Ginger.io, which is a finalist for an Innovation award at HIMSS next week, has apps that provide continuous mental-health checkups. A key piece of the apps, which keep tabs on conditions like anxiety, depression and bipolar disorder, are daily mood surveys. But they’re also watching for changes in activity, which can be a sign that things are taking a turn.
The Ginger.io apps take about a month to get to know you, your habits and your patterns before kicking into gear. The apps are undergoing trials, which are quick and easy to join if you want to try one of them. They support both iPhone and Android.
COPD Navigator is a new iPhone app from LifeMap Solutions that keeps an eye on, naturally, COPD patients. Like Ginger.io, LifeMap is a bicoastal start-up with offices in the San Francisco Bay Area and New York. On the East Coast, LifeMap’s got strong ties with the Icahn School of Medicine at Mount Sinai and the Mount Sinai — National Jewish Health Respiratory Institute.
Navigator is one of the first apps compatible with Apple’s new HealthKit, which is designed to help developers build fitness and medical hardware and software for the iPhone. The new app tracks inhalations with a Bluetooth-enabled “smart” inhaler device that’s also HealthKit-compliant.
4D Healthware is a Chicago-based start-up with a broad health and wellness approach. It is more closely tied to Fitbit’s line of activity trackers and connected devices, including the Aria Wi-Fi Smart Scale. Its platform works on both iOS and Android devices.

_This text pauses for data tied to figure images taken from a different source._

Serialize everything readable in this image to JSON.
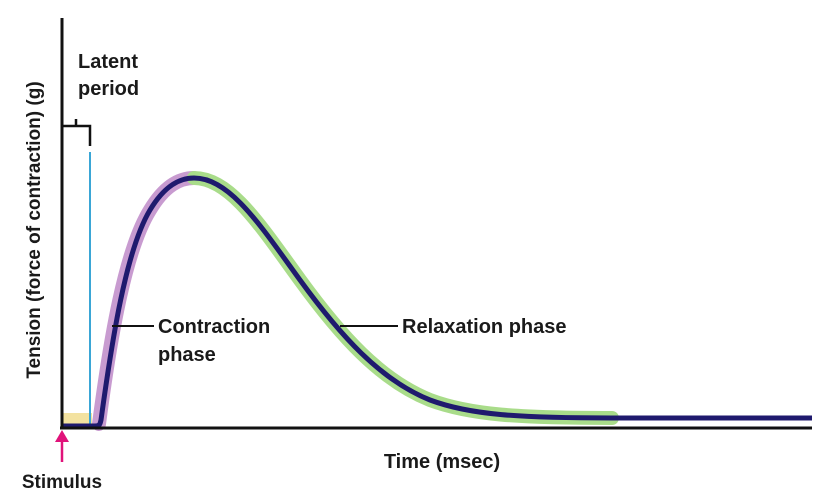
{
  "labels": {
    "y_axis": "Tension (force of contraction) (g)",
    "x_axis": "Time (msec)",
    "latent_line1": "Latent",
    "latent_line2": "period",
    "contraction_line1": "Contraction",
    "contraction_line2": "phase",
    "relaxation": "Relaxation phase",
    "stimulus": "Stimulus"
  },
  "colors": {
    "curve": "#1f1a6e",
    "contraction_highlight": "#c89bd0",
    "relaxation_highlight": "#a9dc8a",
    "latent_highlight": "#f3e2a0",
    "stimulus_line": "#3aa6d6",
    "stimulus_arrow": "#e0137a",
    "axes": "#111111"
  }
}
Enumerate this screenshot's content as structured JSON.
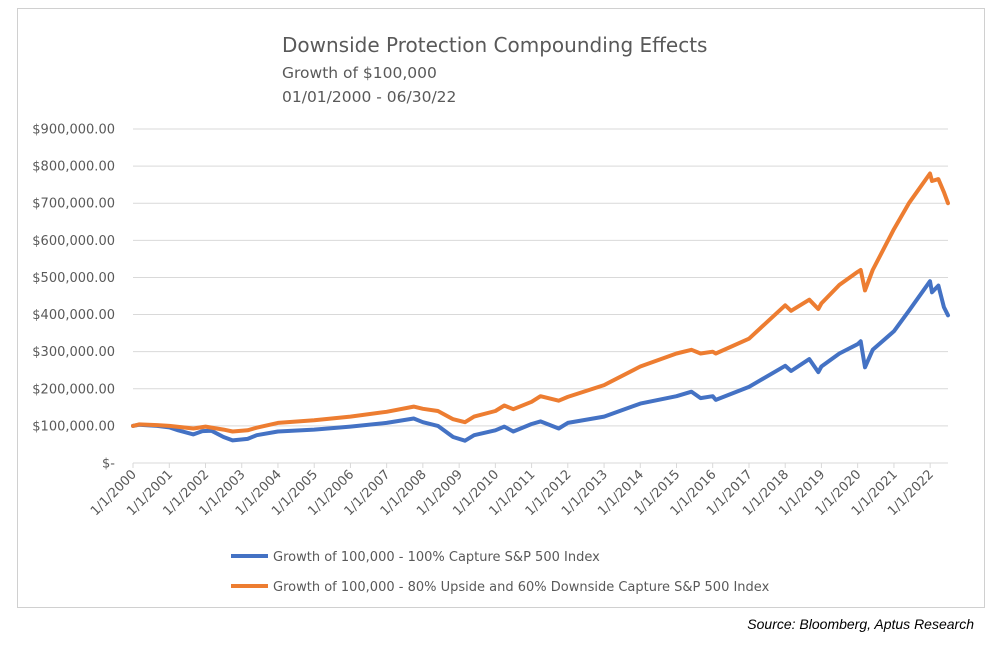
{
  "chart_data": {
    "type": "line",
    "title": "Downside Protection Compounding Effects",
    "subtitle_1": "Growth of $100,000",
    "subtitle_2": "01/01/2000 - 06/30/22",
    "y_ticks": [
      "$-",
      "$100,000.00",
      "$200,000.00",
      "$300,000.00",
      "$400,000.00",
      "$500,000.00",
      "$600,000.00",
      "$700,000.00",
      "$800,000.00",
      "$900,000.00"
    ],
    "ylim": [
      0,
      900000
    ],
    "x_ticks": [
      "1/1/2000",
      "1/1/2001",
      "1/1/2002",
      "1/1/2003",
      "1/1/2004",
      "1/1/2005",
      "1/1/2006",
      "1/1/2007",
      "1/1/2008",
      "1/1/2009",
      "1/1/2010",
      "1/1/2011",
      "1/1/2012",
      "1/1/2013",
      "1/1/2014",
      "1/1/2015",
      "1/1/2016",
      "1/1/2017",
      "1/1/2018",
      "1/1/2019",
      "1/1/2020",
      "1/1/2021",
      "1/1/2022"
    ],
    "xlim": [
      "2000-01-01",
      "2022-06-30"
    ],
    "grid": true,
    "legend_position": "bottom",
    "series": [
      {
        "name": "Growth of 100,000 - 100% Capture S&P 500 Index",
        "color": "#4472c4",
        "points": [
          [
            "2000-01-01",
            100000
          ],
          [
            "2000-03-01",
            103000
          ],
          [
            "2000-09-01",
            100000
          ],
          [
            "2001-01-01",
            96000
          ],
          [
            "2001-04-01",
            88000
          ],
          [
            "2001-09-01",
            77000
          ],
          [
            "2001-12-01",
            86000
          ],
          [
            "2002-03-01",
            87000
          ],
          [
            "2002-07-01",
            70000
          ],
          [
            "2002-10-01",
            61000
          ],
          [
            "2003-03-01",
            65000
          ],
          [
            "2003-06-01",
            75000
          ],
          [
            "2004-01-01",
            85000
          ],
          [
            "2005-01-01",
            90000
          ],
          [
            "2006-01-01",
            98000
          ],
          [
            "2007-01-01",
            108000
          ],
          [
            "2007-10-01",
            120000
          ],
          [
            "2008-01-01",
            110000
          ],
          [
            "2008-06-01",
            100000
          ],
          [
            "2008-11-01",
            70000
          ],
          [
            "2009-03-01",
            60000
          ],
          [
            "2009-06-01",
            75000
          ],
          [
            "2010-01-01",
            88000
          ],
          [
            "2010-04-01",
            98000
          ],
          [
            "2010-07-01",
            85000
          ],
          [
            "2011-01-01",
            105000
          ],
          [
            "2011-04-01",
            112000
          ],
          [
            "2011-10-01",
            93000
          ],
          [
            "2012-01-01",
            108000
          ],
          [
            "2013-01-01",
            125000
          ],
          [
            "2014-01-01",
            160000
          ],
          [
            "2015-01-01",
            180000
          ],
          [
            "2015-06-01",
            192000
          ],
          [
            "2015-09-01",
            175000
          ],
          [
            "2016-01-01",
            180000
          ],
          [
            "2016-02-01",
            170000
          ],
          [
            "2017-01-01",
            205000
          ],
          [
            "2018-01-01",
            262000
          ],
          [
            "2018-03-01",
            248000
          ],
          [
            "2018-09-01",
            280000
          ],
          [
            "2018-12-01",
            245000
          ],
          [
            "2019-01-01",
            260000
          ],
          [
            "2019-07-01",
            295000
          ],
          [
            "2020-01-01",
            320000
          ],
          [
            "2020-02-01",
            328000
          ],
          [
            "2020-03-15",
            258000
          ],
          [
            "2020-06-01",
            305000
          ],
          [
            "2021-01-01",
            355000
          ],
          [
            "2021-06-01",
            410000
          ],
          [
            "2021-12-31",
            490000
          ],
          [
            "2022-01-20",
            460000
          ],
          [
            "2022-03-25",
            478000
          ],
          [
            "2022-05-20",
            420000
          ],
          [
            "2022-06-30",
            398000
          ]
        ]
      },
      {
        "name": "Growth of 100,000 - 80% Upside and 60% Downside Capture S&P 500 Index",
        "color": "#ed7d31",
        "points": [
          [
            "2000-01-01",
            100000
          ],
          [
            "2000-03-01",
            104000
          ],
          [
            "2000-09-01",
            102000
          ],
          [
            "2001-01-01",
            100000
          ],
          [
            "2001-09-01",
            93000
          ],
          [
            "2002-01-01",
            98000
          ],
          [
            "2002-07-01",
            90000
          ],
          [
            "2002-10-01",
            85000
          ],
          [
            "2003-03-01",
            88000
          ],
          [
            "2003-06-01",
            95000
          ],
          [
            "2004-01-01",
            108000
          ],
          [
            "2005-01-01",
            115000
          ],
          [
            "2006-01-01",
            125000
          ],
          [
            "2007-01-01",
            138000
          ],
          [
            "2007-10-01",
            152000
          ],
          [
            "2008-01-01",
            146000
          ],
          [
            "2008-06-01",
            140000
          ],
          [
            "2008-11-01",
            118000
          ],
          [
            "2009-03-01",
            110000
          ],
          [
            "2009-06-01",
            125000
          ],
          [
            "2010-01-01",
            140000
          ],
          [
            "2010-04-01",
            155000
          ],
          [
            "2010-07-01",
            145000
          ],
          [
            "2011-01-01",
            165000
          ],
          [
            "2011-04-01",
            180000
          ],
          [
            "2011-10-01",
            168000
          ],
          [
            "2012-01-01",
            178000
          ],
          [
            "2013-01-01",
            210000
          ],
          [
            "2014-01-01",
            260000
          ],
          [
            "2015-01-01",
            295000
          ],
          [
            "2015-06-01",
            305000
          ],
          [
            "2015-09-01",
            295000
          ],
          [
            "2016-01-01",
            300000
          ],
          [
            "2016-02-01",
            295000
          ],
          [
            "2017-01-01",
            335000
          ],
          [
            "2018-01-01",
            425000
          ],
          [
            "2018-03-01",
            410000
          ],
          [
            "2018-09-01",
            440000
          ],
          [
            "2018-12-01",
            415000
          ],
          [
            "2019-01-01",
            430000
          ],
          [
            "2019-07-01",
            480000
          ],
          [
            "2020-01-01",
            515000
          ],
          [
            "2020-02-01",
            520000
          ],
          [
            "2020-03-15",
            465000
          ],
          [
            "2020-06-01",
            520000
          ],
          [
            "2021-01-01",
            630000
          ],
          [
            "2021-06-01",
            700000
          ],
          [
            "2021-12-31",
            780000
          ],
          [
            "2022-01-20",
            760000
          ],
          [
            "2022-03-25",
            765000
          ],
          [
            "2022-05-20",
            730000
          ],
          [
            "2022-06-30",
            700000
          ]
        ]
      }
    ],
    "source": "Source: Bloomberg, Aptus Research"
  }
}
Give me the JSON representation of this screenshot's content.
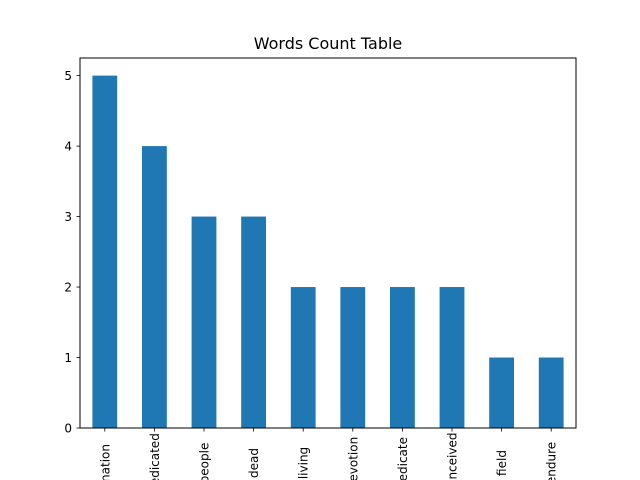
{
  "chart_data": {
    "type": "bar",
    "title": "Words Count Table",
    "xlabel": "",
    "ylabel": "",
    "categories": [
      "nation",
      "dedicated",
      "people",
      "dead",
      "living",
      "devotion",
      "dedicate",
      "conceived",
      "field",
      "endure"
    ],
    "values": [
      5,
      4,
      3,
      3,
      2,
      2,
      2,
      2,
      1,
      1
    ],
    "ylim": [
      0,
      5.25
    ],
    "yticks": [
      0,
      1,
      2,
      3,
      4,
      5
    ],
    "grid": false,
    "legend": "none",
    "bar_color": "#1f77b4"
  }
}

The platform makes use of patients’ health history as well as real-time inputs from connected devices, and then leverages that to make health and lifestyle recommendations. The company is working to add more connected devices to its quiver.
The founders of OSIA Medical designed their analytics engine to be portable across chronic conditions, though the first target was asthma. Not too surprising, given that CEO Josh Dees — who calls himself the Chief Patient — is an asthma sufferer. He’s been using Asthma Ally for three years, and has gotten his own condition under control. You can find Asthma Ally on the Android, iOS and Windows stores.
Rich Hendershot, OSIA’s Chief Medical Officer, can quantify that. During the first two years of use, Dees had attacks 2.5 times a year. This past year, it’s down to .7 times a year.
If these apps can make that kind of difference across a wide swath of the country, well, bring on the Baby Boomers.